A high electron mobility transistor (HEMT) using such a nitride semiconductor has been proposed. The HEMT includes, for example, an electron transit layer made of GaN and an electron supply layer made of AlGaN epitaxially grown on the electron transit layer. A pair of electrodes (e.g. source electrode and drain electrode) is formed to be in contact with the electron supply layer, and a gate electrode is disposed therebetween. The gate electrode is disposed to face the electron supply layer with an insulating film disposed therebetween. Due to the polarization caused by the lattice mismatch of GaN and AlGaN, a two-dimensional (2D) electron gas is formed in an inward position by a few Å from an interface between the electron transit layer and the electron supply layer, within the electron transit layer. The source and the drain are connected through the 2D electron gas as a channel. When the 2D electron gas is blocked by applying a control voltage to the gate electrode, the source and the drain are disconnected from each other. In a state where the control voltage is not applied to the gate electrode, the source and the drain are conducted, forming a normally ON type device.

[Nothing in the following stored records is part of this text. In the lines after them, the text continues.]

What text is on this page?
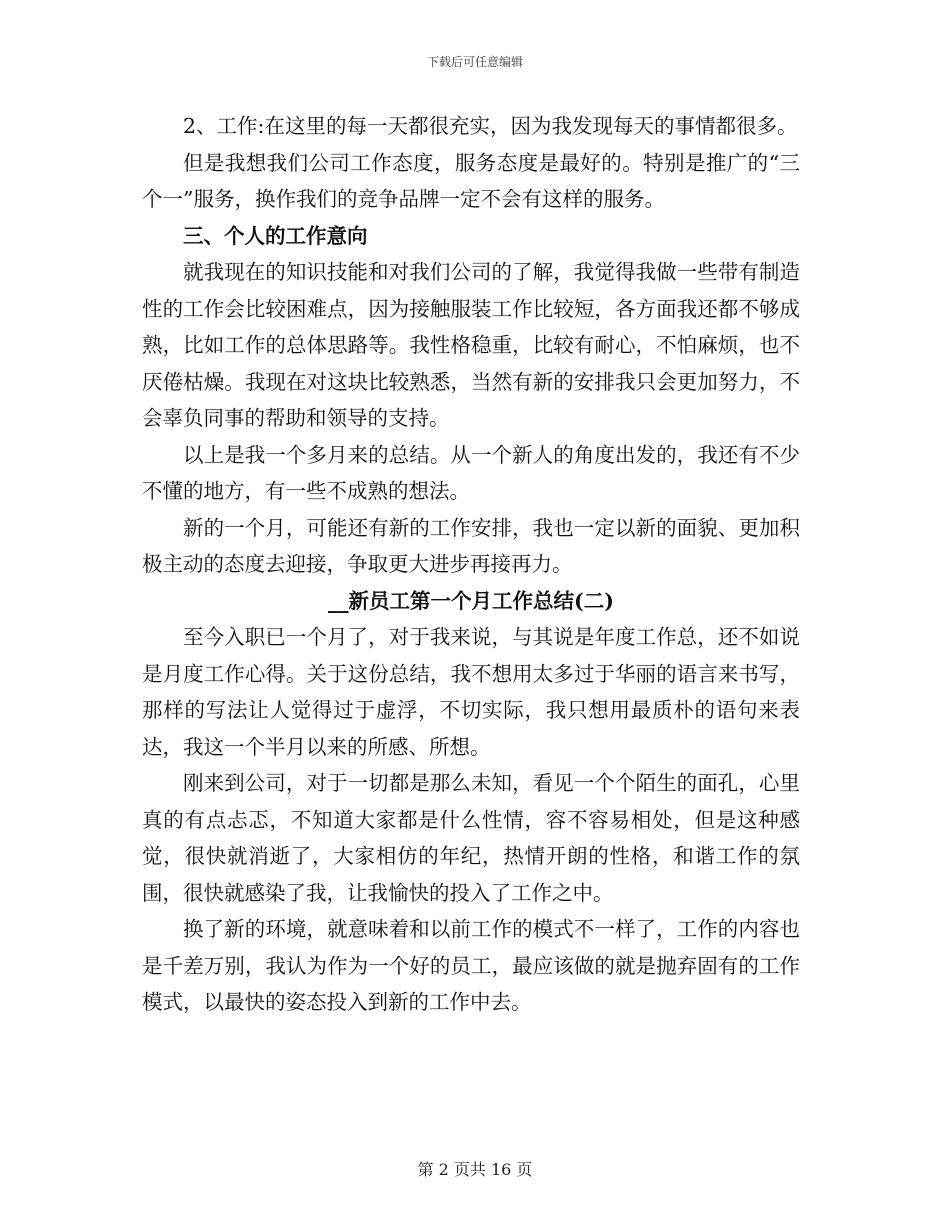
下载后可任意编辑

2、工作:在这里的每一天都很充实，因为我发现每天的事情都很多。

但是我想我们公司工作态度，服务态度是最好的。特别是推广的“三个一”服务，换作我们的竞争品牌一定不会有这样的服务。

三、个人的工作意向

就我现在的知识技能和对我们公司的了解，我觉得我做一些带有制造性的工作会比较困难点，因为接触服装工作比较短，各方面我还都不够成熟，比如工作的总体思路等。我性格稳重，比较有耐心，不怕麻烦，也不厌倦枯燥。我现在对这块比较熟悉，当然有新的安排我只会更加努力，不会辜负同事的帮助和领导的支持。

以上是我一个多月来的总结。从一个新人的角度出发的，我还有不少不懂的地方，有一些不成熟的想法。

新的一个月，可能还有新的工作安排，我也一定以新的面貌、更加积极主动的态度去迎接，争取更大进步再接再力。

__新员工第一个月工作总结(二)

至今入职已一个月了，对于我来说，与其说是年度工作总，还不如说是月度工作心得。关于这份总结，我不想用太多过于华丽的语言来书写，那样的写法让人觉得过于虚浮，不切实际，我只想用最质朴的语句来表达，我这一个半月以来的所感、所想。

刚来到公司，对于一切都是那么未知，看见一个个陌生的面孔，心里真的有点忐忑，不知道大家都是什么性情，容不容易相处，但是这种感觉，很快就消逝了，大家相仿的年纪，热情开朗的性格，和谐工作的氛围，很快就感染了我，让我愉快的投入了工作之中。

换了新的环境，就意味着和以前工作的模式不一样了，工作的内容也是千差万别，我认为作为一个好的员工，最应该做的就是抛弃固有的工作模式，以最快的姿态投入到新的工作中去。

第 2 页共 16 页
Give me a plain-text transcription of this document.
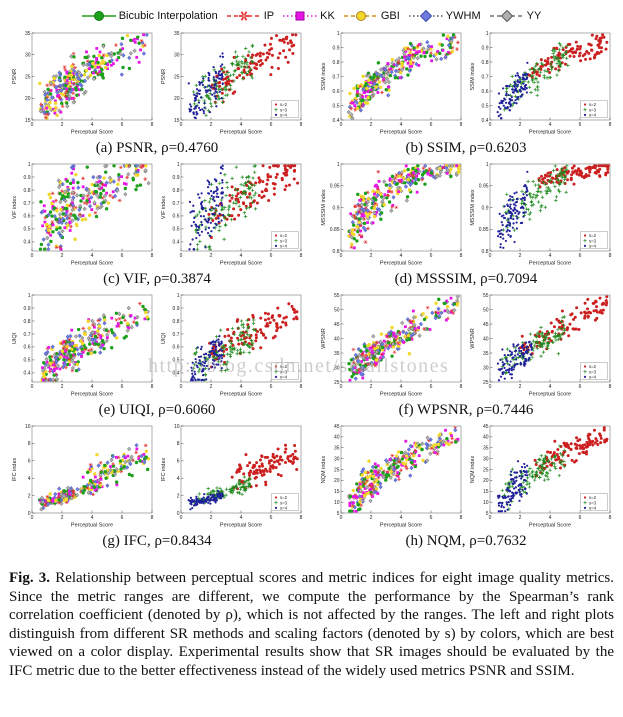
Bicubic Interpolation	IP	KK	GBI	YWHM	YY
(a) PSNR, ρ=0.4760	(b) SSIM, ρ=0.6203
(c) VIF, ρ=0.3874	(d) MSSSIM, ρ=0.7094
(e) UIQI, ρ=0.6060	(f) WPSNR, ρ=0.7446
(g) IFC, ρ=0.8434	(h) NQM, ρ=0.7632
http://blog.csdn.net/smallstones

Fig. 3. Relationship between perceptual scores and metric indices for eight image quality metrics. Since the metric ranges are different, we compute the performance by the Spearman’s rank correlation coefficient (denoted by ρ), which is not affected by the ranges. The left and right plots distinguish from different SR methods and scaling factors (denoted by s) by colors, which are best viewed on a color display. Experimental results show that SR images should be evaluated by the IFC metric due to the better effectiveness instead of the widely used metrics PSNR and SSIM.
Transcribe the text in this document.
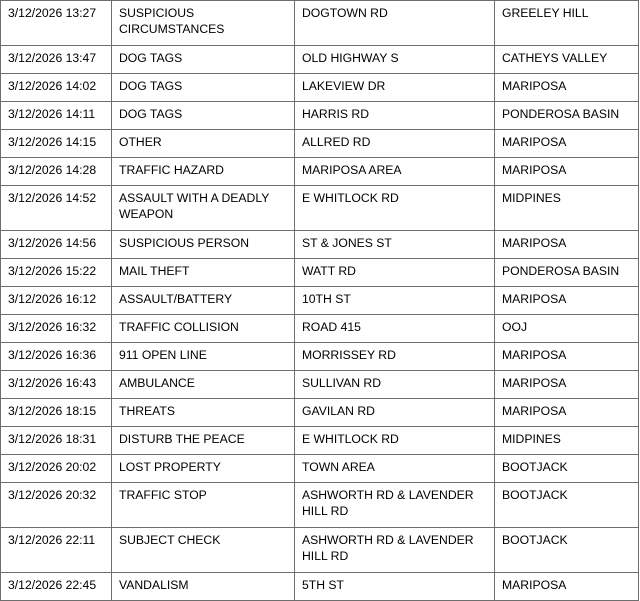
3/12/2026 13:27	SUSPICIOUS CIRCUMSTANCES	DOGTOWN RD	GREELEY HILL
3/12/2026 13:47	DOG TAGS	OLD HIGHWAY S	CATHEYS VALLEY
3/12/2026 14:02	DOG TAGS	LAKEVIEW DR	MARIPOSA
3/12/2026 14:11	DOG TAGS	HARRIS RD	PONDEROSA BASIN
3/12/2026 14:15	OTHER	ALLRED RD	MARIPOSA
3/12/2026 14:28	TRAFFIC HAZARD	MARIPOSA AREA	MARIPOSA
3/12/2026 14:52	ASSAULT WITH A DEADLY WEAPON	E WHITLOCK RD	MIDPINES
3/12/2026 14:56	SUSPICIOUS PERSON	ST & JONES ST	MARIPOSA
3/12/2026 15:22	MAIL THEFT	WATT RD	PONDEROSA BASIN
3/12/2026 16:12	ASSAULT/BATTERY	10TH ST	MARIPOSA
3/12/2026 16:32	TRAFFIC COLLISION	ROAD 415	OOJ
3/12/2026 16:36	911 OPEN LINE	MORRISSEY RD	MARIPOSA
3/12/2026 16:43	AMBULANCE	SULLIVAN RD	MARIPOSA
3/12/2026 18:15	THREATS	GAVILAN RD	MARIPOSA
3/12/2026 18:31	DISTURB THE PEACE	E WHITLOCK RD	MIDPINES
3/12/2026 20:02	LOST PROPERTY	TOWN AREA	BOOTJACK
3/12/2026 20:32	TRAFFIC STOP	ASHWORTH RD & LAVENDER HILL RD	BOOTJACK
3/12/2026 22:11	SUBJECT CHECK	ASHWORTH RD & LAVENDER HILL RD	BOOTJACK
3/12/2026 22:45	VANDALISM	5TH ST	MARIPOSA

Since a device using a nitride semiconductor has characteristics such as a high voltage, a high temperature operation, a large current density, high speed switching, and a low on-resistance, the applications to power devices have been studied.
However, in order to be used as a power device, since it is required to be a normally OFF type device in which a current is cut off at the time of zero biasing, the aforementioned HEMT cannot be applied to the power device.
A structure for realizing a normally OFF type nitride semiconductor HEMT has been proposed.
An example for achieving a normally OFF scheme has a configuration in which a p-type GaN layer is stacked on an AlGaN electron supply layer, a gate electrode is disposed thereon, and a channel is lost by a depletion layer spreading from the p-type GaN layer.
When a semiconductor device having the above described configuration is manufactured, the p-type GaN layer is formed on the AlGaN electron supply layer and a gate electrode film is formed on the p-type GaN layer. Thereafter, the p-type GaN layer and the gate electrode film are selectively etched, thereby forming a gate part including the p-type GaN layer and the gate electrode. In the above semiconductor device, high precision is required to obtain the proper etching depth during a gate part forming process.
The reason is as follows. When the p-type GaN layer and the gate electrode film are selectively etched, if even the AlGaN electron supply layer is etched, a thickness of the electron supply layer is reduced, and therefore, the polarization of the electron supply layer is reduced to reduce a 2D electron gas density. On the other hand, even when the p-type GaN layer remains in a region other than a region directly below the gate part, the 2D electron gas density is also reduced. That is to say, the 2D electron gas density is significantly varied depending on an etching depth during the gate part forming process. Therefore, a high precision is required to obtain the proper etching depth during the gate part forming process.